ADVERTISEMENT

Nearly 97% of security professionals believe more opportunities should be created for women, according to the Women in Security Survey (WISS) 2026, a report that says India’s security sector has already moved beyond the awareness stage and is now being judged on whether policies are actually producing outcomes.
The survey, conducted by IIRIS and the CII Centre for Women Leadership, received 730 responses and covers a broad security ecosystem that includes physical security, corporate security, cybersecurity, risk management, business continuity, resilience, intelligence and investigations, fraud and financial crime, compliance and governance, forensics, crisis management, public safety, law enforcement, and defence and national security.

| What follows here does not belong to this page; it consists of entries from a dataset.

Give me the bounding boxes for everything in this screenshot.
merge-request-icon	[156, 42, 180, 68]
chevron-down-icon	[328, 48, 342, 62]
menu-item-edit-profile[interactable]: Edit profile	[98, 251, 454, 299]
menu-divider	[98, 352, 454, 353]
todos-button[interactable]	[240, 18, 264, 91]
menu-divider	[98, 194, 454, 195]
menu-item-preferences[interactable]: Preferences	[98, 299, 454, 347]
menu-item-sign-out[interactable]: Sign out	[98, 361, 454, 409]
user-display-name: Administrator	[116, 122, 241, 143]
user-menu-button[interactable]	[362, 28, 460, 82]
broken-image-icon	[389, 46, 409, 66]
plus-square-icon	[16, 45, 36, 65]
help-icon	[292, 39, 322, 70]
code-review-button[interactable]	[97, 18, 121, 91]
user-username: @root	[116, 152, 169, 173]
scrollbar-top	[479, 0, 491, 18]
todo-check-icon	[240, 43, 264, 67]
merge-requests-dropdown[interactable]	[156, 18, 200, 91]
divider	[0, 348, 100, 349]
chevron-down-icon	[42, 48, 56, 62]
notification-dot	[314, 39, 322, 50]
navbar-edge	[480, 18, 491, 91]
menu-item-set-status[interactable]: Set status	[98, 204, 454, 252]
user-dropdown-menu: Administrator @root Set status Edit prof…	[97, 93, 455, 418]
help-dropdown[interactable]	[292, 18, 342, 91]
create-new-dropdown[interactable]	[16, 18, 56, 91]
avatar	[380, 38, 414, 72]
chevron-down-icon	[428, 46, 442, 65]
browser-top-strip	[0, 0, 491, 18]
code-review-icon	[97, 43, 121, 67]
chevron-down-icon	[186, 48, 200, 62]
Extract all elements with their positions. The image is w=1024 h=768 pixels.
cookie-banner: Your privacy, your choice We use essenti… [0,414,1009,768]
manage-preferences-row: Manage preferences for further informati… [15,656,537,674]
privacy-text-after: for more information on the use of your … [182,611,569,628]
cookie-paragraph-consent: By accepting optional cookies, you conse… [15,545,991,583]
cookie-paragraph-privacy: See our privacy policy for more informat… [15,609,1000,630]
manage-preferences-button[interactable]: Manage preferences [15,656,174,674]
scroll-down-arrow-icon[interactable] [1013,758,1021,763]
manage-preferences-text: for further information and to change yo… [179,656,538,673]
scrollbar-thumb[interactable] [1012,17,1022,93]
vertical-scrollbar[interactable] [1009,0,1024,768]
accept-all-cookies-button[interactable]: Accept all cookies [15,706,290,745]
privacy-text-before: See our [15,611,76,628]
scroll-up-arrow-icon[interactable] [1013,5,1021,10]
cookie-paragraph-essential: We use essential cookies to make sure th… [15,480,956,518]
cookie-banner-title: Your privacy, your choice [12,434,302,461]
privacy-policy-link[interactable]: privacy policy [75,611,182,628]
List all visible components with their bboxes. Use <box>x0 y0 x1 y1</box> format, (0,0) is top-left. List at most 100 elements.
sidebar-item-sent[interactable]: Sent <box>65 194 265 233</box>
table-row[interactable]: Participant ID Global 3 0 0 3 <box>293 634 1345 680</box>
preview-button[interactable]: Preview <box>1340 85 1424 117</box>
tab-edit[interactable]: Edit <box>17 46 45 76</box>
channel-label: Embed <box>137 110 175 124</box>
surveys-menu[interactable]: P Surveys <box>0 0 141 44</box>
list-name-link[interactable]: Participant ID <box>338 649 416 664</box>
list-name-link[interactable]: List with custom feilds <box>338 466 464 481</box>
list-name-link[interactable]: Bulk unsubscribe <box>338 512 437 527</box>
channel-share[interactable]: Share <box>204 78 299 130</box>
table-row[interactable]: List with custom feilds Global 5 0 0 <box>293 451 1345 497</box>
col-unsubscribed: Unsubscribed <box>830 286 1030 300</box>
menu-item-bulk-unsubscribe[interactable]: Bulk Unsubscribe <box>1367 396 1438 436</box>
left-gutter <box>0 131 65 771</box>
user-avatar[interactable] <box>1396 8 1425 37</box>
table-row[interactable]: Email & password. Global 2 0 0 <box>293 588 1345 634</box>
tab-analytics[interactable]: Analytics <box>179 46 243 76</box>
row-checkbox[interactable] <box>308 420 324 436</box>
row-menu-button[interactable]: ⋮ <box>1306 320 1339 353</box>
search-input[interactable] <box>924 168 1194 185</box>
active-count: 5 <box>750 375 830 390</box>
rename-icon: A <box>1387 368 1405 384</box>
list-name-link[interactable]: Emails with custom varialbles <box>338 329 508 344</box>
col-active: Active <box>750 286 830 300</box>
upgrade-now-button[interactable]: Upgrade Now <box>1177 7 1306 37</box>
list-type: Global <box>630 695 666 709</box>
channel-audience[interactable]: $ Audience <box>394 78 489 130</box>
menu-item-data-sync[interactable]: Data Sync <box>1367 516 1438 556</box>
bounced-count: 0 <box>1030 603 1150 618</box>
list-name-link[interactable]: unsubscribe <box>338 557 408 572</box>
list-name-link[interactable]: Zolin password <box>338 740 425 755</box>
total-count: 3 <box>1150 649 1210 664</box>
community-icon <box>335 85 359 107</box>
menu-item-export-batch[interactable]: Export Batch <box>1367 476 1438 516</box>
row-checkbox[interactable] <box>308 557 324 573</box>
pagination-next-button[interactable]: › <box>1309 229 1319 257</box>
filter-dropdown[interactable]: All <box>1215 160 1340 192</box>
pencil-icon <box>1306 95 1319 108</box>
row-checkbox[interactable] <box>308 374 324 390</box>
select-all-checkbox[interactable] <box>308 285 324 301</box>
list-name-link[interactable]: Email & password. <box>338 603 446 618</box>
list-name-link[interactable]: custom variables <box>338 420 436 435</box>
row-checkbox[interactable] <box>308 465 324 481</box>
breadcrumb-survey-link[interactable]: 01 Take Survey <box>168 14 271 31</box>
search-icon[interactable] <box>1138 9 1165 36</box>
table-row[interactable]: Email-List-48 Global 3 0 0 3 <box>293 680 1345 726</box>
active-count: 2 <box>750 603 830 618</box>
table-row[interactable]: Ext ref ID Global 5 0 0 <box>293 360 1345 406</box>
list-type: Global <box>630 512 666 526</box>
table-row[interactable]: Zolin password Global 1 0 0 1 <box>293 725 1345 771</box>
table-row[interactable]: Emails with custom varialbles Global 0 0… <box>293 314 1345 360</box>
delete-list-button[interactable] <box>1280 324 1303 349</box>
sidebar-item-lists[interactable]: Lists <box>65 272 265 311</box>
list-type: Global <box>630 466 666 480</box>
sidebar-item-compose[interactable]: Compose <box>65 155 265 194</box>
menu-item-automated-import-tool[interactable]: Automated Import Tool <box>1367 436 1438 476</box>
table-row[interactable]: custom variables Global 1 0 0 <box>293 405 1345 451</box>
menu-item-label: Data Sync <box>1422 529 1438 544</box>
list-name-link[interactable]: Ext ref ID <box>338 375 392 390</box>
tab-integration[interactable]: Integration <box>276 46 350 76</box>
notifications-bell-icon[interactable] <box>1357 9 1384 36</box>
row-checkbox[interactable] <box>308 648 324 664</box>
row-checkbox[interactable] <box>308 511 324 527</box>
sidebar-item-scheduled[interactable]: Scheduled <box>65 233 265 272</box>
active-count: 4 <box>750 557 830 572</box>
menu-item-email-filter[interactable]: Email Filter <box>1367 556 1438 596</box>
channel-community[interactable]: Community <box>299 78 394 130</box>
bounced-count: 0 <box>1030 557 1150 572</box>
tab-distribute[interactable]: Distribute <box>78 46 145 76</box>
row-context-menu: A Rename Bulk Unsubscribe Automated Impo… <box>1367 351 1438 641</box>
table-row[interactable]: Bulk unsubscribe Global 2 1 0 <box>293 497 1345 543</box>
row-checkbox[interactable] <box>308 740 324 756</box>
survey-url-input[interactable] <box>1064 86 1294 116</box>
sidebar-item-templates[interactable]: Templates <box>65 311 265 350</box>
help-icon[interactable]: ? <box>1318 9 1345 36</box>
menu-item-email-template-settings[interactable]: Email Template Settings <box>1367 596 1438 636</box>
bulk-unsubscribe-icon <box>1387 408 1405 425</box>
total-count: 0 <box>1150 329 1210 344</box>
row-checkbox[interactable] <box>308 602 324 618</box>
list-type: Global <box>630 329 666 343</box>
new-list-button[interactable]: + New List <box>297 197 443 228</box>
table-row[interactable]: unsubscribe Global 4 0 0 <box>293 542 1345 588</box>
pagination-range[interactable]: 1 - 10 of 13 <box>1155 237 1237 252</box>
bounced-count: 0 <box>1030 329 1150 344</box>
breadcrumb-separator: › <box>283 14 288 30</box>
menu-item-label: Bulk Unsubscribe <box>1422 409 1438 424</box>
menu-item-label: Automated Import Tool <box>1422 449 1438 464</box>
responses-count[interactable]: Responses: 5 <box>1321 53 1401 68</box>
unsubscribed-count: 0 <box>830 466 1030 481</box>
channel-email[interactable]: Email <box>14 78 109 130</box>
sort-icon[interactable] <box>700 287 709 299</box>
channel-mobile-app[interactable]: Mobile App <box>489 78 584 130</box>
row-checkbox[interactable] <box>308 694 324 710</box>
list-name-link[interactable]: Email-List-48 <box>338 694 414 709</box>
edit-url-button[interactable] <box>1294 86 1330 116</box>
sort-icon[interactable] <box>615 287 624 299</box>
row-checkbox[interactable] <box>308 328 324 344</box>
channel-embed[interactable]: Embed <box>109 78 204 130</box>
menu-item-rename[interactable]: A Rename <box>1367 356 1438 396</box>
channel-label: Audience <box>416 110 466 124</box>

The respondent pool was majority male. According to the report’s sample profile, 72.3% of respondents were men, 27.5% were women, and 0.1% each identified as non-binary/prefer not to say and other. That makes the findings a broader industry read, not a women-only sentiment survey.
The report also says more than 90% of respondents are within the first decade of their security careers, making the survey heavily weighted toward the next generation of security leaders.
The strongest headline number in the report is simple: 96.8% of respondents said more opportunities should be created for women within security functions. The same survey found 90.3% support for an industry-wide gender parity pledge, 89.6% reporting formal DEI policy adoption, 91.2% reporting flexible work arrangements and 89.3% citing unconscious bias training.
Yet the report says the central problem is no longer awareness.
“What this report finds is that India’s security sector has completed the awareness phase of its diversity journey and has not yet entered the accountability phase,” says the foreword by Sagarika Chakraborty, CEO of IIRIS Consulting.
The report adds that the challenge is now less about proving the gap exists and more about whether organisations are actually closing it. It calls this the “accountability gap.”
Despite the policy framework, 84.5% of respondents still believe women remain underrepresented across security functions. The report says 74% of professionals have personally experienced or witnessed gender-based discrimination in a security workplace.
Shivani Kumar, executive director at the CII Centre for Women Leadership, says the evidence is structural.
“Real progress requires institutions themselves to change,” she writes, arguing that the sector has “strong entry pipelines, but weak leadership pipelines.”
When asked what would most improve women’s participation and advancement, 45.2% of respondents selected mentorship, far ahead of any other intervention. Training and certifications came next, followed by leadership development programmes and flexible work arrangements. The report says the issue is no longer simply attracting women into the profession; it is ensuring they remain, progress and ultimately lead.
It also flags workplace culture as the biggest barrier, with 39.7% citing stereotypes and male-dominated workplace cultures as the primary deterrent to women entering security careers.
The report says women are increasingly present across technical and non-technical security functions, including intelligence analysis, OSINT and investigations, cyber forensics, legal and compliance roles, disaster response, risk consulting and business resilience. It argues that as the definition of security expands, the leadership challenge is not participation alone but progression into decision-making roles.
Globally, the report says India is confronting the same problem seen in mature markets: women are entering security-related professions, but representation thins sharply at senior levels. The difference, it says, is that India is building new security ecosystems even as others try to reform old ones.